Oddo BHF believes that growth was still remarkable in the 2nd quarter at nearly 13%, but EBIT margin was still down by nearly 200 bp over the 1st half.

Group sales came to ME 7,504 and EBIT to ME 3,148 in the 1st half, compared with Oddo BHF's estimate of ME 7,383 and ME 3,067 (a positive variance of almost 3%) and the FactSet pre-publication consensus of ME 7,488 and ME 3,189 (the EBIT variance is slightly negative).

Bags are driving growth, but more mass-market products are visibly slowing down, with Asia returning to growth of just 5% in Q2. Sequentially, cc growth is weakening due to Asia Pacific, which slowed significantly from +13.9% in Q1 to +5.5% in Q2, but the other geographies are showing a more favorable picture' indicates Oddo BHF.

The Americas region accelerated to +13.3% after +11.8% in Q1, as did Europe and France (France at +15.1% after +14.3% in Q1, Europe at 20.5% after 14.6% in Q1), while Japan continued its momentum at 19.5% after 25.2% in Q1'.

In terms of divisions, Leather Goods continued to post particularly strong growth in Q2 at 17.9% after 20.3% in Q1, but there was a more visible slowdown in Silks and Textiles (-5.6% after +7.9% in Q1) and Watches (-4.9% after +4.3% in Q1). Ready-to-wear Shoes and Accessories came out at +15.1% after +15.9% in Q1, despite the slowdown observed in Accessories", adds the analyst.

The Group is keeping its annual growth target for leather goods unchanged at c.+15%/+16%, which suggests a slowdown in Group growth for the 2nd half compared with the 1st half.

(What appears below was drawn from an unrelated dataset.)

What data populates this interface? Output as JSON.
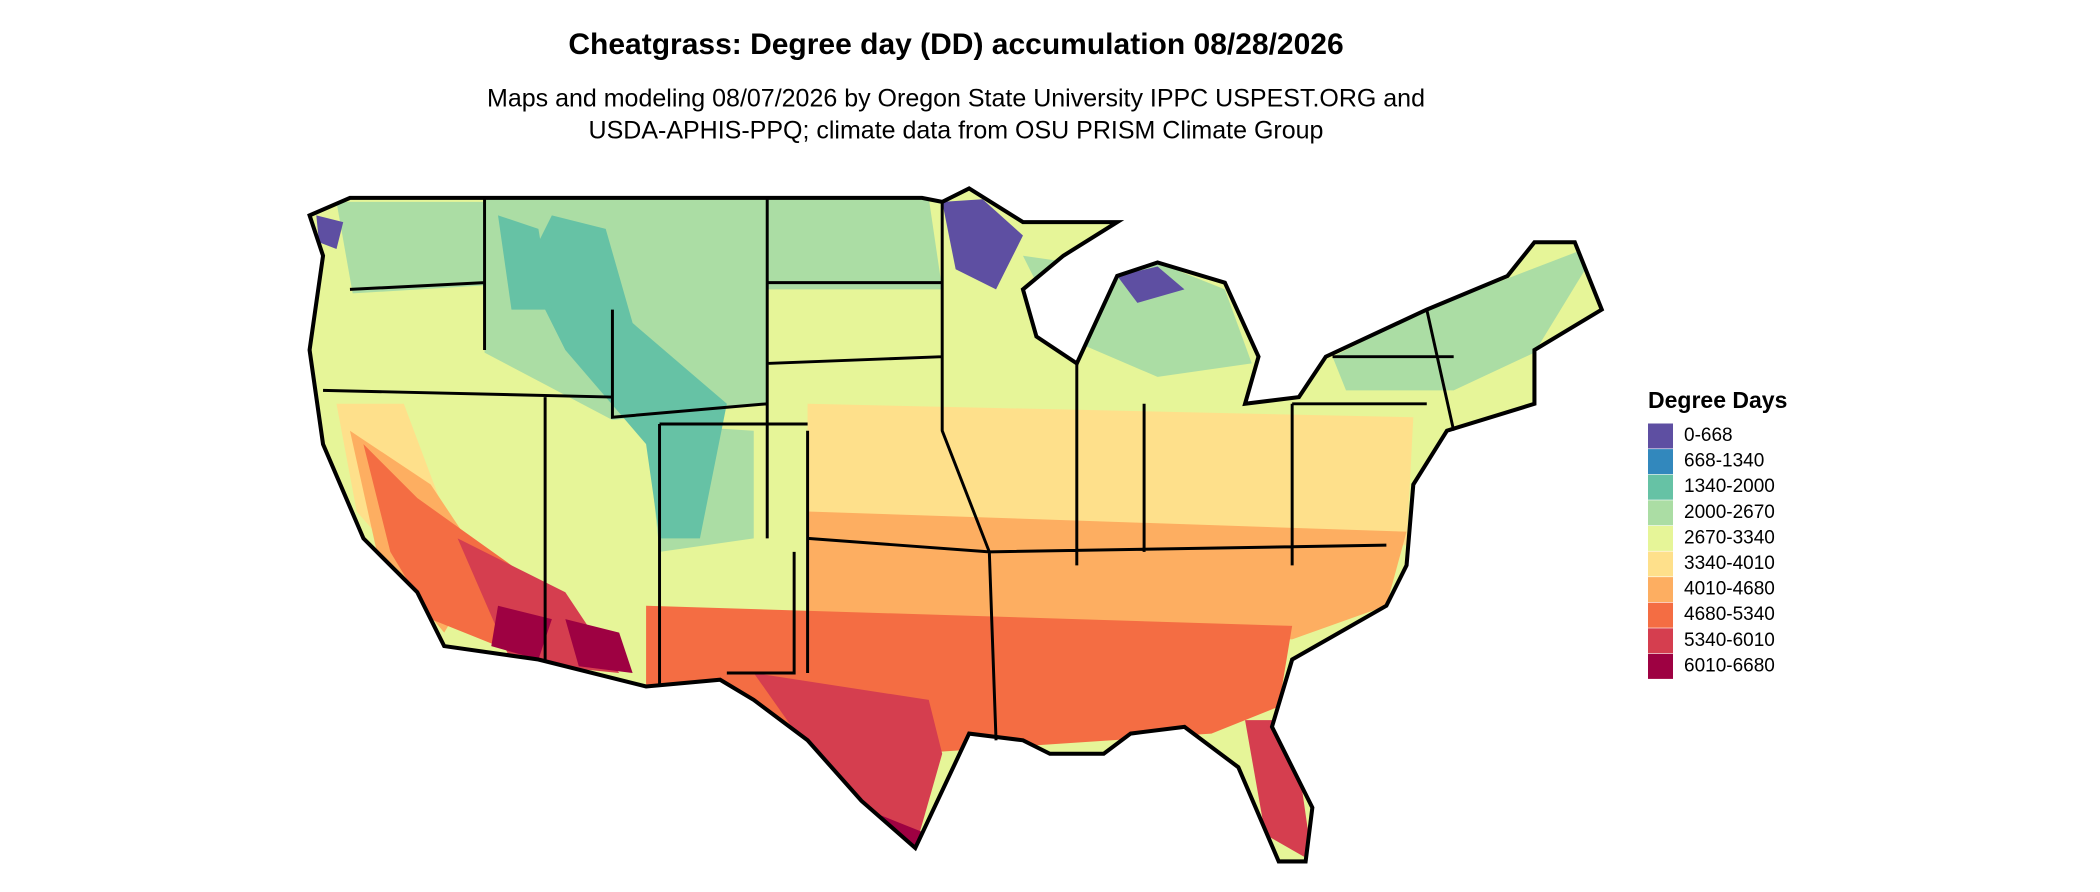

'These factors confirm our view that margins should continue to decline y/y in the 2nd half. For the year as a whole, we now expect organic sales growth of 13.1% versus 12.4% previously (2nd half at 11.2%) and an EBIT margin of 40.2%, reflecting a 2nd half at 38.4% versus 40.2% in H2 2023. For 2025, growth is raised slightly to 10.5% (previous 10%) to reflect a price increase that could exceed 3%, with the margin expected to remain unchanged at 40.3%'

Oddo BHF confirms its Neutral opinion and price target of E2,195. We remain slightly less optimistic than the consensus for the future. We believe that the 1st half results are beginning to reveal that part of the Group's business is very sensitive to the cycle, and that its margin cannot be maintained well above 40% in this context'.